Editor’s note: this is one of the longest posts the Cup has ever taken on, looking in-depth at the career of our new head coach. Your legs will definitely fall asleep if you read this during your morning trip to the bathroom. Please read responsibly.
To get a general idea of what Ole Miss could look like with Kiffin’s influence, let’s take a look back at some of his former offenses. First, gaining an understanding of his coaching lineage is important. Kiffin began learning the game under his father Monte Kiffin (now a defensive-minded advisor to the program) and studied under Jon Gruden in Tampa Bay in the early 2000s. His first Power 5 job came at Southern California where Kiffin absorbed the offense of Norm Chow, who brought a version of LaVell Edwards’ pass-heavy BYU offense to Los Angeles.
If Hal Mumme and Mike Leach are considered the revolutionaries of the uptempo, ‘Air Raid’ offense so prevalent in today’s game, Edwards is a founding father and deserves a place at the table alongside passing-game innovators Sid Gillman, Don Coryell and Bill Walsh. The numbers of Edwards’ top performing quarterbacks speak for themselves:
- Marc Wilson (29 touchdowns for an 11-1 team in 1979)
- Jim McMahon (47 touchdowns and 4,571 yards in 1980; 30 touchdowns and 3,555 yards in 1981)
- Steve Young (33 touchdowns, 3,902 yards in 1983)
- Robbie Bosco (33 touchdowns, 3875 yards in 1984; 30 touchdowns, 4,273 yards in 1985)
- Ty Detmer (121 career touchdowns with 15,031 yards) — won the 1990 Heisman Trophy
Young played for three of the four ‘Mount Rushmore’ coaches just mentioned. He once spoke about how all three offenses were connected and way ahead of its time. That notion rings true today - every time a team lines up with four or five wide receivers, goes fast and throws the ball deep, which Kiffin and Lebby will, Edwards is in part to thank.

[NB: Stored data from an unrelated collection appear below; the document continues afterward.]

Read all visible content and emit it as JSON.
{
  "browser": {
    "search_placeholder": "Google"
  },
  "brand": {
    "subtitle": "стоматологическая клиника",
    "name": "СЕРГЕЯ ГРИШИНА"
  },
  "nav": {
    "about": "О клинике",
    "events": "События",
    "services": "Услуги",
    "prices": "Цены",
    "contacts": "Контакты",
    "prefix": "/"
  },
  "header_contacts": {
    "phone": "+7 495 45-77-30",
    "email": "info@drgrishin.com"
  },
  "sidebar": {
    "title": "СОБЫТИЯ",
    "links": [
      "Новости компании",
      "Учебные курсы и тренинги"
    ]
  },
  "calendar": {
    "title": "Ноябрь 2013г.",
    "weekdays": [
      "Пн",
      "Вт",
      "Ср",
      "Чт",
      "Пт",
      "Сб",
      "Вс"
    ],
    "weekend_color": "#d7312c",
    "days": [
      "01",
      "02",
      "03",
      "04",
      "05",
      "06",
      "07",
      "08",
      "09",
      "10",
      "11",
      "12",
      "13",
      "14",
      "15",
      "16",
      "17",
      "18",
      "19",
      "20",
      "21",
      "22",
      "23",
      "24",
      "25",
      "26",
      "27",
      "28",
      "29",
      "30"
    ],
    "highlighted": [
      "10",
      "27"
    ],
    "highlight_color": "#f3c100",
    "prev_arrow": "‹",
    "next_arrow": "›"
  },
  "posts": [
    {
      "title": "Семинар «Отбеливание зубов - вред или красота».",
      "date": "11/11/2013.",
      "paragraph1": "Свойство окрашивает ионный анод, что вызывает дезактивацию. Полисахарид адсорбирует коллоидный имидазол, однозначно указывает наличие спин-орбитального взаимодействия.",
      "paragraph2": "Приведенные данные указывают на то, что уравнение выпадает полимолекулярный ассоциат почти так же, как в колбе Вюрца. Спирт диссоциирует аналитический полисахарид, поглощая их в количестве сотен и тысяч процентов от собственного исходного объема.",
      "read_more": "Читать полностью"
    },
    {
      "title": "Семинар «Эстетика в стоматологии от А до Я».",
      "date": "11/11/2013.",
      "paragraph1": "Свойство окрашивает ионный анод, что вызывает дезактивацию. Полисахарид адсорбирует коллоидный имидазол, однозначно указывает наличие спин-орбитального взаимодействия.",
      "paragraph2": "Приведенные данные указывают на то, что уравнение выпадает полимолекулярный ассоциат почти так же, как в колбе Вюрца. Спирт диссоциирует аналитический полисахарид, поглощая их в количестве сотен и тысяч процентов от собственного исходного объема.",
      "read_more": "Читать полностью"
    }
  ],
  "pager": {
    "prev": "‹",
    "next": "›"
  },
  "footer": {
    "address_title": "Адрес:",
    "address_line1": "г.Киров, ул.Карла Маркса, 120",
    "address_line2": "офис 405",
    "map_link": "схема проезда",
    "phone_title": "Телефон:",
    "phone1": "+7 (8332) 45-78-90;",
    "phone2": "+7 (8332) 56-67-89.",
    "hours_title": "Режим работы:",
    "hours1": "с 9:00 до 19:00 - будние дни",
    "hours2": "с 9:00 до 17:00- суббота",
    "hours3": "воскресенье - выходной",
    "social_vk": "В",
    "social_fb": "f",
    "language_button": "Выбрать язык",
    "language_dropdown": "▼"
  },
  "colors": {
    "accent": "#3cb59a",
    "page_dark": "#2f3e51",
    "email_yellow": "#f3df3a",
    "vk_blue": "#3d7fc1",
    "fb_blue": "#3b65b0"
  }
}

Chow, who was USC’s offensive coordinator in the early 2000s, learned from Edwards. Kiffin was under Chow’s tutelage. A high-tempo, intricate twist on simple schemes is the only offense Kiffin has ever known, and he has proved he can call it.
Southern California, 2005-2006 — Offensive Coordinator
When Chow left for the same position with the Tennessee Titans in 2004, Trojans head coach Pete Carroll wanted to update his offensive attack with NFL concepts. He wanted to build from Chow’s skeleton and implement some of the ideas of Gruden, who had won a Super Bowl the year prior. Carroll called upon Kiffin to take the reigns as passing game coordinator first and then co-offensive coordinator with Steve Sarkisian, who played under Edwards at BYU.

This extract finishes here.